Method: We propose the first nine-dimensional integral feature system unifying stability and kernel properties to jointly characterize expressivity and dynamical stability. Our framework integrates Gaussian propagation statistics, Lyapunov dynamical analysis, dimension-free Hessian bounds, and total variation-based smoothness measures, yielding an affine reparameterization-invariant classification scheme with provable dynamic stability guarantees.

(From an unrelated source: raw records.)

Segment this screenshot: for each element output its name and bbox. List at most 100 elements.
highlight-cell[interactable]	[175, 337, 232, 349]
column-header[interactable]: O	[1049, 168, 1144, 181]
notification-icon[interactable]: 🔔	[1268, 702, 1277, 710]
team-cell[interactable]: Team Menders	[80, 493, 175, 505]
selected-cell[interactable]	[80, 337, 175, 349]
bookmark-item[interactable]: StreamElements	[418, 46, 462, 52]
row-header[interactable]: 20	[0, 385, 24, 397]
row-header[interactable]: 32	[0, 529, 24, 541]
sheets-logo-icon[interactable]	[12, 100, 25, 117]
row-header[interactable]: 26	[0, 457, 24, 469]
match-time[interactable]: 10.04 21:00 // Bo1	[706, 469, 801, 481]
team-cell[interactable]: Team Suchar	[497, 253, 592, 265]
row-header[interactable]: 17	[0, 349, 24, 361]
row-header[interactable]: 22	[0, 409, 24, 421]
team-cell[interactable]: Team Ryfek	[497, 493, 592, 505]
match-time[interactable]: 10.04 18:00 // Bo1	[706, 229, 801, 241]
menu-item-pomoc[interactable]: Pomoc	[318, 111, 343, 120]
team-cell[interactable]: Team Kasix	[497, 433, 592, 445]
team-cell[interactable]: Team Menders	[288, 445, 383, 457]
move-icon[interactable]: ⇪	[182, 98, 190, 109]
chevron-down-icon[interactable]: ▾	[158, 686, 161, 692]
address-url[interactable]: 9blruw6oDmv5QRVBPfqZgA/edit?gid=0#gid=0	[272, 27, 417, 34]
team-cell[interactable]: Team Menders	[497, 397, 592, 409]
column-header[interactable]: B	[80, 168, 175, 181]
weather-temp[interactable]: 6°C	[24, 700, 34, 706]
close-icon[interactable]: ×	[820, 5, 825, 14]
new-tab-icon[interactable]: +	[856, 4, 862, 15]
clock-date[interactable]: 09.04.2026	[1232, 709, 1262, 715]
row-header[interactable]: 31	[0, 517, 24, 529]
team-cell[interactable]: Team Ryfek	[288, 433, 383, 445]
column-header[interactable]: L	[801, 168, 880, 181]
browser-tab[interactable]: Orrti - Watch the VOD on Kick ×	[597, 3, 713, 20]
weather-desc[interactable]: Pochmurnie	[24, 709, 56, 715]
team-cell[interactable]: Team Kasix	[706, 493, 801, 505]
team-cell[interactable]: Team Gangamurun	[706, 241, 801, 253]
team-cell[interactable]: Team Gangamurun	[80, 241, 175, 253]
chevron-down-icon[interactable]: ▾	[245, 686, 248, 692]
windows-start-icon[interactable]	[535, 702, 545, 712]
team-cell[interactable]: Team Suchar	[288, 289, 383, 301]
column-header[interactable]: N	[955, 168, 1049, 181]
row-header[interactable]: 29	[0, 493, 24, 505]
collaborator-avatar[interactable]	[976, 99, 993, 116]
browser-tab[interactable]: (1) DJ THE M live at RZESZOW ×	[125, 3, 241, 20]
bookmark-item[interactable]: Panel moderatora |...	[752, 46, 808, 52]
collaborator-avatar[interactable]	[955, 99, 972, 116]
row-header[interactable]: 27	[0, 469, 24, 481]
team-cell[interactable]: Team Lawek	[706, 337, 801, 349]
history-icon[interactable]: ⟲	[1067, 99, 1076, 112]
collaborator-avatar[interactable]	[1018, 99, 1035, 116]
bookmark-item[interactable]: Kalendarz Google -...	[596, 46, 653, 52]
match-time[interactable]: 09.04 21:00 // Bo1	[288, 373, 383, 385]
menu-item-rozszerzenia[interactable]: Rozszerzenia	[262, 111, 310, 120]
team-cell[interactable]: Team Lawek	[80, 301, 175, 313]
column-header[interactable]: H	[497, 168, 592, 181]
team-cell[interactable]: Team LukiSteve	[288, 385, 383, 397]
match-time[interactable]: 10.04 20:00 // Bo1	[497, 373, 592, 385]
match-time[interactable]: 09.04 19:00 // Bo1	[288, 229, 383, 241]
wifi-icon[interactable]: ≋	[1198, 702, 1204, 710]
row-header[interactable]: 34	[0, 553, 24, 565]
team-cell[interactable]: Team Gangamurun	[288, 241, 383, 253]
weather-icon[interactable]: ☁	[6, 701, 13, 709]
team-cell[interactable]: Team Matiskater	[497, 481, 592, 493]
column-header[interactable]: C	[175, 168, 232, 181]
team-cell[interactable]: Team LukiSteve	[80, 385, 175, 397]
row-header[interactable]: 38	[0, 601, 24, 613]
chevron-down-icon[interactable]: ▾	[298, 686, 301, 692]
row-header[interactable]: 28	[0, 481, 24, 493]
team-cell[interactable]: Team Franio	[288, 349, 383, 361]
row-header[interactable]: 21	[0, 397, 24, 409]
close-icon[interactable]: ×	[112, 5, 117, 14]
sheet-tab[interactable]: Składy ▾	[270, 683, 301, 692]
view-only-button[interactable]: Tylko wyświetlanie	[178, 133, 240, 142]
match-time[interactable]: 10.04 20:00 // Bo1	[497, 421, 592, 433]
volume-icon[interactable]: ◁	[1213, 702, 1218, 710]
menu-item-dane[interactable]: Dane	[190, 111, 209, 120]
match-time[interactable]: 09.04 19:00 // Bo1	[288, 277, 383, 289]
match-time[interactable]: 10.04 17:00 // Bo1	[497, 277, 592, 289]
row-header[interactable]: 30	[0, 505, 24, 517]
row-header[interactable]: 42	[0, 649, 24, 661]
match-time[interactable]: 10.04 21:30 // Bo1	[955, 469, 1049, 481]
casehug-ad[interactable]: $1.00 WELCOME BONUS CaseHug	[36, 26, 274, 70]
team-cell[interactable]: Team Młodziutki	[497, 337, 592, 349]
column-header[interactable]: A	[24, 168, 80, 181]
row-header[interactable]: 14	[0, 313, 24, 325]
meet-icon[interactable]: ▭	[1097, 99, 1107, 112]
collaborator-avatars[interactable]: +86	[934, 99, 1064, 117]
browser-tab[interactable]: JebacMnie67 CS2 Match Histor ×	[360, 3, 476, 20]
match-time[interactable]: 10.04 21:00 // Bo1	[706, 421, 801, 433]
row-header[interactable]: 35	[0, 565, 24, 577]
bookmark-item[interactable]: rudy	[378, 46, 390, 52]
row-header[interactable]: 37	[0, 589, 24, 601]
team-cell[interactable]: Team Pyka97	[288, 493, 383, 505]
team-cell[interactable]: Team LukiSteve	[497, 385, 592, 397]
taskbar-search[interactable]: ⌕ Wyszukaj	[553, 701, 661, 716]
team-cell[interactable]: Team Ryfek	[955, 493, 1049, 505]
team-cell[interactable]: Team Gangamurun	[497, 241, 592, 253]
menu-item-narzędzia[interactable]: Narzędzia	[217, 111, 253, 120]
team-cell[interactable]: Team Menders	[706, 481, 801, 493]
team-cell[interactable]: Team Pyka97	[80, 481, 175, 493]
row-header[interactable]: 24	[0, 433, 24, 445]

Results: The theory identifies a precise variance-stabilizing region, enabling sharp categorization of saturation-type, linearly growing, and smooth activation functions. Classification of eight mainstream activations—including ReLU, Swish, and GELU—aligns closely with Gauss–Hermite quadrature and Monte Carlo numerical validation. This work establishes the first theoretically grounded, provably stable criterion for activation function selection.
📝 Abstract
Activation functions govern the expressivity and stability of neural networks, yet existing comparisons remain largely heuristic. We propose a rigorous framework for their classification via a nine-dimensional integral signature S_sigma(phi), combining Gaussian propagation statistics (m1, g1, g2, m2, eta), asymptotic slopes (alpha_plus, alpha_minus), and regularity measures (TV(phi'), C(phi)). This taxonomy establishes well-posedness, affine reparameterization laws with bias, and closure under bounded slope variation. Dynamical analysis yields Lyapunov theorems with explicit descent constants and identifies variance stability regions through (m2', g2). From a kernel perspective, we derive dimension-free Hessian bounds and connect smoothness to bounded variation of phi'. Applying the framework, we classify eight standard activations (ReLU, leaky-ReLU, tanh, sigmoid, Swish, GELU, Mish, TeLU), proving sharp distinctions between saturating, linear-growth, and smooth families. Numerical Gauss-Hermite and Monte Carlo validation confirms theoretical predictions. Our framework provides principled design guidance, moving activation choice from trial-and-error to provable stability and kernel conditioning.